The researchers found that in higher concentrations, EDP-EAs did kill cancer cells, but not as effectively as other chemotherapeutic drugs on the market. However, the compounds also combated the osteosarcoma in other ways: They slowed tumor growth by inhibiting new blood vessels from forming to supply the tumor with nutrients, they prevented interactions between the cells, and most significantly, they appeared to stop cancerous cells from migrating.
"The major cause of death from cancer is driven by the spread of tumor cells, which requires migration of cells," said study coauthor Timothy Fan, a professor of veterinary clinical medicine and veterinary oncology. "As such, therapies that have the potential to impede cell migration also could be useful for slowing down or inhibiting metastases."

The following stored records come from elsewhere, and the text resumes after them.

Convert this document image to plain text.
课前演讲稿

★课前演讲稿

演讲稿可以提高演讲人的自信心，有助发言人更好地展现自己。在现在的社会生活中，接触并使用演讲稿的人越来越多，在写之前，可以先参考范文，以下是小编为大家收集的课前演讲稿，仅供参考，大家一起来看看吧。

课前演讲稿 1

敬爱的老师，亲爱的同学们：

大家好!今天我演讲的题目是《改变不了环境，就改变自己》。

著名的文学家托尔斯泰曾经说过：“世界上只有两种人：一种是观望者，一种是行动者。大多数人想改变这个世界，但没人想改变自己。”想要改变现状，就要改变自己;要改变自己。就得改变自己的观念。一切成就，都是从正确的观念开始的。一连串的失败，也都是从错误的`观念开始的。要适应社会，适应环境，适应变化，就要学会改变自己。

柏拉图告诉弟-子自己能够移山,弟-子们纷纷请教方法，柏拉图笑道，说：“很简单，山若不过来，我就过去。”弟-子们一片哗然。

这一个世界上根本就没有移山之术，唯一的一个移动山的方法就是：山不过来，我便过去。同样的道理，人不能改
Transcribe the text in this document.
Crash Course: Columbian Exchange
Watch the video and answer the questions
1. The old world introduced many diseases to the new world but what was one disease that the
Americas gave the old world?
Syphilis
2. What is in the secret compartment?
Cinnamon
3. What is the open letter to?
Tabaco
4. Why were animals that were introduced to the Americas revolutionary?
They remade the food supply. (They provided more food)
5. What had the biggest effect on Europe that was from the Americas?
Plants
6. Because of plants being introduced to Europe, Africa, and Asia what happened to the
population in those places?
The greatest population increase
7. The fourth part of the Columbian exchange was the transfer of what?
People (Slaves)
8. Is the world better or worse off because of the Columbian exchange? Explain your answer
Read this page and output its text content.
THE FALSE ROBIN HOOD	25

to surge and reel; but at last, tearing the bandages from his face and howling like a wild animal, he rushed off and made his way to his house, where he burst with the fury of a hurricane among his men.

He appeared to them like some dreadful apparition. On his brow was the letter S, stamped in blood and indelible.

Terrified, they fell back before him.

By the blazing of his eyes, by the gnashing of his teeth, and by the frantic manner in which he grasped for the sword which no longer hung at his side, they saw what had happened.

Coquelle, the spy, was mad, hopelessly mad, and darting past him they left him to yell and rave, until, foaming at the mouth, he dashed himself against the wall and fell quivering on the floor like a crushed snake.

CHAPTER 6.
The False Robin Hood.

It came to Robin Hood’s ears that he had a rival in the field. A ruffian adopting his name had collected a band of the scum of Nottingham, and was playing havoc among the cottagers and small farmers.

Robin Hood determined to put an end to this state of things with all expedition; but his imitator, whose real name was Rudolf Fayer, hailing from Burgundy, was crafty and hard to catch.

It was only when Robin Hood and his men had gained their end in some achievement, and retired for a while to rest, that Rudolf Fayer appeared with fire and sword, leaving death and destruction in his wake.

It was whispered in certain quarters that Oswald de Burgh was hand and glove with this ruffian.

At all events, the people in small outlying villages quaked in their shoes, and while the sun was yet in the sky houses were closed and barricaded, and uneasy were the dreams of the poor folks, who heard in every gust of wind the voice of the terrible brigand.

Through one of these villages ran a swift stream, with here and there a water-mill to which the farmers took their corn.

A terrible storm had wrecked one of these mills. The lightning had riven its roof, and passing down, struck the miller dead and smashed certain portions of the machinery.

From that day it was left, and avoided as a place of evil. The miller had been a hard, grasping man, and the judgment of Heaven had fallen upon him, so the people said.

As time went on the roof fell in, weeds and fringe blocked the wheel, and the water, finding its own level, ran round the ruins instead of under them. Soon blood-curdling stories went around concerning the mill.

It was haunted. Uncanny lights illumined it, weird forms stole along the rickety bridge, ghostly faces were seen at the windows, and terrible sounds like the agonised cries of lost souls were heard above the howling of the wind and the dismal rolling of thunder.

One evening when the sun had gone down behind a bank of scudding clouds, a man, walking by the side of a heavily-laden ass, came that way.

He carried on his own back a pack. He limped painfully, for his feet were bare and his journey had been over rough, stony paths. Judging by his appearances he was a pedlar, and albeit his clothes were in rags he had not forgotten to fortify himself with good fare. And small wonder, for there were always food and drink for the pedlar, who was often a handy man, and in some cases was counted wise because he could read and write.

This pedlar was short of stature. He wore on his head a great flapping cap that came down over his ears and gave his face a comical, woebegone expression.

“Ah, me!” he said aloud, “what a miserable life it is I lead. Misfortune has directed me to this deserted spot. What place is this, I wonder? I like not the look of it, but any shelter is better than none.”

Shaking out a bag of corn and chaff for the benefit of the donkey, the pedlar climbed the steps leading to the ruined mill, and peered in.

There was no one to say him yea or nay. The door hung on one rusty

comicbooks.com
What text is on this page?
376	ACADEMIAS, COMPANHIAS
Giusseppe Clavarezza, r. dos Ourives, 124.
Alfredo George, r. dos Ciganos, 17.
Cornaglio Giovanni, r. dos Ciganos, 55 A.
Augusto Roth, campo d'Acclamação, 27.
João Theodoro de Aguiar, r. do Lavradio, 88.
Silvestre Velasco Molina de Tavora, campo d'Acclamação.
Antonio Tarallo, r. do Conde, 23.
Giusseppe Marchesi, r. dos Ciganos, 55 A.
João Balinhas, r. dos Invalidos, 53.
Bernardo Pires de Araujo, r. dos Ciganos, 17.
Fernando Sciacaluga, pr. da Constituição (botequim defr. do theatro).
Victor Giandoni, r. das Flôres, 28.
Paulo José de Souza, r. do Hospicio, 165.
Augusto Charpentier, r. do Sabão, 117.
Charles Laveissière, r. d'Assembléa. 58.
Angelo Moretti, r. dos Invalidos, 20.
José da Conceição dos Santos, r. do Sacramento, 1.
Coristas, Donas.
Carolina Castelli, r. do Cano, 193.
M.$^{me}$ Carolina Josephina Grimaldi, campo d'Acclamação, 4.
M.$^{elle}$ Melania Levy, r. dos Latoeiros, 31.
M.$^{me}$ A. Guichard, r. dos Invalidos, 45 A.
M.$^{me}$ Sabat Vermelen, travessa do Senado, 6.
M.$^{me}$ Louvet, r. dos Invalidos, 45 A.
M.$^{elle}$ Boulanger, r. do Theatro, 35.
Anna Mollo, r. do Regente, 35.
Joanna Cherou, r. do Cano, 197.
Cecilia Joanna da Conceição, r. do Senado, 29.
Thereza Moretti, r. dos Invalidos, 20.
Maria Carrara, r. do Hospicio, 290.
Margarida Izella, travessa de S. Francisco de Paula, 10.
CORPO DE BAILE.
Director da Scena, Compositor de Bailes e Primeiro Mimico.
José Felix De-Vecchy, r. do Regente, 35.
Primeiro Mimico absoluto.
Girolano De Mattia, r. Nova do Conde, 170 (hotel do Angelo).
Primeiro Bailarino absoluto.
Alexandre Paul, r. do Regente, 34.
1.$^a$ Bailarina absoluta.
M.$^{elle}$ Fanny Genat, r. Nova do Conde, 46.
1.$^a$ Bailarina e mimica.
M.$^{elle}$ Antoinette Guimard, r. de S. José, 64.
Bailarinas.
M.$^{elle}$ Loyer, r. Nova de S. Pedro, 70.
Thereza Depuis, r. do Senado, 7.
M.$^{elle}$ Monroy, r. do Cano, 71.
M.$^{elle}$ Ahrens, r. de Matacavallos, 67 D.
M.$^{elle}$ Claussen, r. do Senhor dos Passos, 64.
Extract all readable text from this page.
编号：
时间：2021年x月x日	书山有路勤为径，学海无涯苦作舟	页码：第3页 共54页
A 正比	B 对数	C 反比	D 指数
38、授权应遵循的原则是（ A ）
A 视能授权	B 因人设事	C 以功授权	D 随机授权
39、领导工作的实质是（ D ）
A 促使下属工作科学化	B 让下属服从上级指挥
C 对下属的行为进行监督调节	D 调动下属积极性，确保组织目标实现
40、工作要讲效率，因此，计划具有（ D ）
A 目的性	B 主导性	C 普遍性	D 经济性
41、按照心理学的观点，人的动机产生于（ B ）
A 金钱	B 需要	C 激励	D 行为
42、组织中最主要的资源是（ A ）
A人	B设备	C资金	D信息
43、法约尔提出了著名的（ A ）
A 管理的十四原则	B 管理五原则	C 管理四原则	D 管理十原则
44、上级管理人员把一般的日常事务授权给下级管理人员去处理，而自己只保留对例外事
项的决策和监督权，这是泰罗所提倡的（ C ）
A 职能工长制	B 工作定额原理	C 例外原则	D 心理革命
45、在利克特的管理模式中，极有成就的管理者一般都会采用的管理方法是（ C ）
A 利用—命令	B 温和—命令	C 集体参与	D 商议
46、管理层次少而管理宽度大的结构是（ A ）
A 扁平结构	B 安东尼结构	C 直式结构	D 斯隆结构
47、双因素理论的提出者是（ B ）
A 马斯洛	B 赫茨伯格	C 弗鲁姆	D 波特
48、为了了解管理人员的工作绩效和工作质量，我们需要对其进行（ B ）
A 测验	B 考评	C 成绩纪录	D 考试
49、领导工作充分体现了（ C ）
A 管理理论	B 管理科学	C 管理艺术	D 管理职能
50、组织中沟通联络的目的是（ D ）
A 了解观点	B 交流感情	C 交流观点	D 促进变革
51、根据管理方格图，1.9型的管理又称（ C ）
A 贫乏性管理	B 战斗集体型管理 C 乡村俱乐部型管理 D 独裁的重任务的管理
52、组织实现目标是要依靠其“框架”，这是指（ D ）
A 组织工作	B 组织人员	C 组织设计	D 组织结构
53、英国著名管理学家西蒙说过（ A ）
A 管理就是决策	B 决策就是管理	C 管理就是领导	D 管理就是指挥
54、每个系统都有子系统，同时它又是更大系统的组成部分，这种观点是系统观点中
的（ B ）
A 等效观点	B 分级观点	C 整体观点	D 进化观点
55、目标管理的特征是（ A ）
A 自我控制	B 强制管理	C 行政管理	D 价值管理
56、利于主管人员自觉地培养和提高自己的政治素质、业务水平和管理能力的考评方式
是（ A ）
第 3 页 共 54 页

The researchers isolated the most potent of the molecules and are working to develop derivatives that bind better to the cannabinoid receptor, which is plentiful on the surface on cancer cells.
"Dietary consumption of omega-3 fatty acids can lead to the formation of these substances in the body and may have some beneficial effects. However, if you have cancer, you want something concentrated and fast acting," Das said. "That's where the endocannabinoid epoxide derivatives come into play - you could make a concentrated dose of the exact compound that's most effective against the cancer. You could also mix this with other drugs such as chemotherapies."
Next, the researchers plan to perform preclinical studies in dogs, since dogs develop osteosarcoma spontaneously, similarly to humans. They also plan to study the effects of EDP-EAs derived from omega-3 fatty acids in other cancer types.
"Particular cancers that might be most interesting to study would be solid tumors or carcinomas, which tend to spread and cause pain within the skeleton. Some of the most common tumors that behave this way are breast, prostate, and lung carcinomas, and we can certainly explore these tumors in the future," said Fan, who is also a member of the Carle Illinois College of Medicine, the Cancer Center at Illinois and the Carl R. Woese Institute for Genomic Biology.